The late and respected critic Roger Ebert called “Walkabout” “one of the great films,” noting that it offers little to no moral judgment of its characters. Director Nicolas Roeg’s son Luc, who starred in the film as a child, later made a name for himself in the movie business as a producer of challenging arthouse features such as the Tom Waits concert film “Big Time,” the British true-crime thriller “Let Him Have It,” David Cronenberg’s disturbing mental illness drama “Spider” and the controversial exploration of homicidal children “We Need to Talk About Kevin.”
Native American Jim Miller had never heard the tale of the 36 Dakota Indians hanged in late December 1862 under orders from President Abraham Lincoln when he had a vision of a group of Dakotas being hanged in public. Upon learning of the historic accuracy of that event, he reached out to young, non-Native filmmaker Silas Hagerty and asked him to document the ceremonial 330-mile ride across the frozen landscape “to connect to (Native) youth,” who he felt were ruining their lives and destroying their own people through the scourge of drugs and deadly crime. “DAKOTA 38” is the resultant film.
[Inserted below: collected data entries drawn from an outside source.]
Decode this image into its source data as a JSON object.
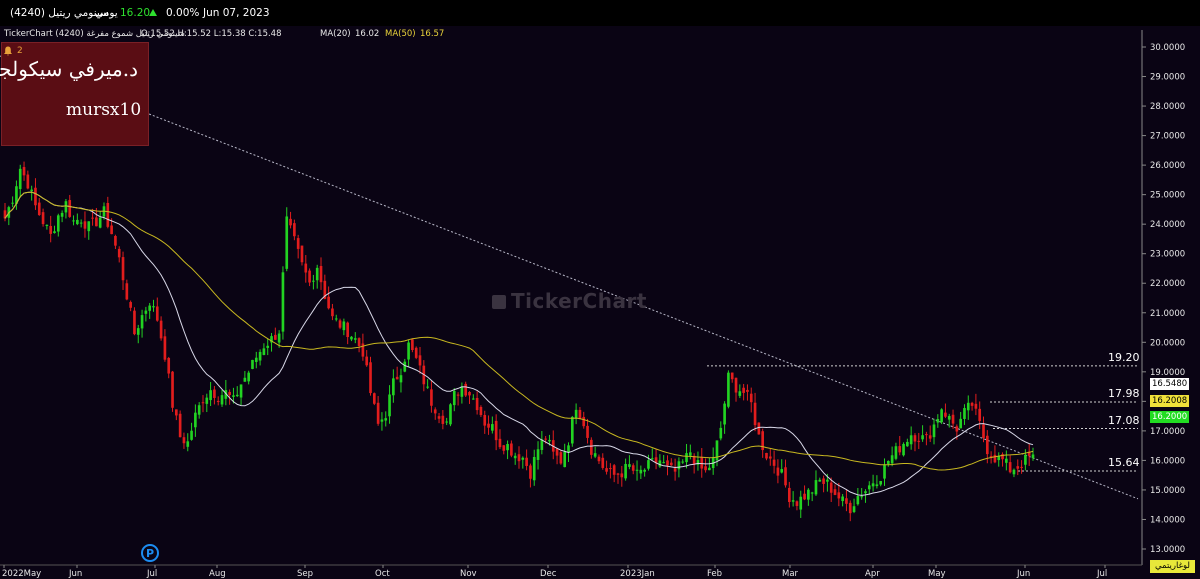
{
  "header": {
    "symbol_name": "سينومي ريتيل (4240)",
    "period": "يومي",
    "last_price": "16.20",
    "change_pct": "0.00%",
    "date": "Jun 07, 2023"
  },
  "subheader": {
    "source": "TickerChart سينومي ريتيل شموع مفرغة (4240)",
    "ohlc": "O:15.52 H:15.52 L:15.38 C:15.48",
    "ma20_label": "MA(20)",
    "ma20_value": "16.02",
    "ma50_label": "MA(50)",
    "ma50_value": "16.57"
  },
  "alert_badge": {
    "icon": "bell-icon",
    "count": "2"
  },
  "watermark_box": {
    "line1": "د.ميرفي سيكولجي",
    "line2": "mursx10"
  },
  "brand_watermark": "TickerChart",
  "p_icon": "P",
  "mode_button": "لوغاريتمي",
  "colors": {
    "background": "#0a0414",
    "up_candle": "#22d322",
    "down_candle": "#e21d1d",
    "ma20": "#d8d8e8",
    "ma50": "#c8b820",
    "trendline": "#b8b8c8",
    "watermark_box": "#5a0d14",
    "price_badge_yellow": "#f0e03a",
    "price_badge_green": "#22dd22"
  },
  "price_badges": [
    {
      "value": "16.5480",
      "style": "white"
    },
    {
      "value": "16.2008",
      "style": "yellow"
    },
    {
      "value": "16.2000",
      "style": "green"
    }
  ],
  "chart_data": {
    "type": "candlestick",
    "y_axis": {
      "min": 12.8,
      "max": 30.2,
      "ticks": [
        "30.0000",
        "29.0000",
        "28.0000",
        "27.0000",
        "26.0000",
        "25.0000",
        "24.0000",
        "23.0000",
        "22.0000",
        "21.0000",
        "20.0000",
        "19.0000",
        "18.0000",
        "17.0000",
        "16.0000",
        "15.0000",
        "14.0000",
        "13.0000"
      ]
    },
    "x_axis": {
      "ticks": [
        "2022May",
        "Jun",
        "Jul",
        "Aug",
        "Sep",
        "Oct",
        "Nov",
        "Dec",
        "2023Jan",
        "Feb",
        "Mar",
        "Apr",
        "May",
        "Jun",
        "Jul"
      ]
    },
    "grid": false,
    "indicators": [
      {
        "name": "MA(20)",
        "value": 16.02
      },
      {
        "name": "MA(50)",
        "value": 16.57
      }
    ],
    "levels": [
      19.2,
      17.98,
      17.08,
      15.64
    ],
    "level_labels": [
      "19.20",
      "17.98",
      "17.08",
      "15.64"
    ],
    "trendline": {
      "from": {
        "date": "2022-05-01",
        "price": 26.2
      },
      "to": {
        "date": "2023-07-18",
        "price": 14.7
      }
    },
    "closes": [
      24.2,
      24.9,
      25.9,
      25.4,
      24.6,
      24.1,
      23.6,
      24.3,
      24.7,
      24.1,
      24.2,
      23.9,
      24.1,
      24.4,
      23.7,
      22.8,
      21.6,
      20.3,
      20.9,
      21.4,
      20.8,
      19.6,
      17.9,
      16.8,
      16.6,
      17.5,
      18.1,
      18.4,
      18.2,
      18.3,
      18.0,
      18.6,
      19.0,
      19.5,
      19.9,
      20.1,
      20.4,
      24.1,
      23.4,
      22.6,
      22.0,
      22.6,
      21.6,
      20.8,
      20.6,
      20.4,
      20.1,
      19.7,
      18.3,
      17.2,
      17.6,
      18.6,
      19.1,
      19.9,
      19.4,
      18.7,
      18.0,
      17.6,
      17.3,
      18.2,
      18.5,
      18.3,
      17.9,
      17.3,
      17.1,
      16.6,
      16.5,
      16.2,
      16.1,
      15.6,
      16.4,
      16.8,
      16.2,
      16.0,
      16.7,
      17.9,
      17.3,
      16.4,
      16.0,
      15.6,
      15.5,
      15.6,
      15.8,
      15.5,
      15.7,
      15.9,
      16.0,
      15.7,
      15.6,
      15.9,
      16.3,
      15.8,
      15.6,
      16.0,
      17.1,
      18.8,
      18.5,
      18.3,
      17.9,
      16.8,
      16.2,
      15.9,
      15.5,
      14.8,
      14.6,
      14.8,
      15.0,
      15.3,
      15.2,
      14.9,
      14.6,
      14.4,
      14.8,
      15.0,
      15.3,
      15.5,
      16.0,
      16.3,
      16.6,
      16.9,
      16.8,
      16.7,
      17.2,
      17.8,
      17.4,
      17.1,
      17.6,
      17.9,
      17.2,
      16.4,
      16.1,
      16.0,
      15.7,
      15.8,
      16.0,
      16.2
    ],
    "dates_from": "2022-05-01",
    "dates_to": "2023-06-07"
  }
}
Josh Becker is now at work polishing his latest script, “Morning, Noon & Night,” which he plans to direct and shoot independently and on an extremely low budget in his home state of Michigan, “just like ‘Lunatics,’” he notes. Two main roles in the film have been written with both Bruce Campbell and Ted Raimi in mind, so, Becker says, “if all goes well and all the stars align in the heavens,” it will be something of an old-school “Lunatics” reunion.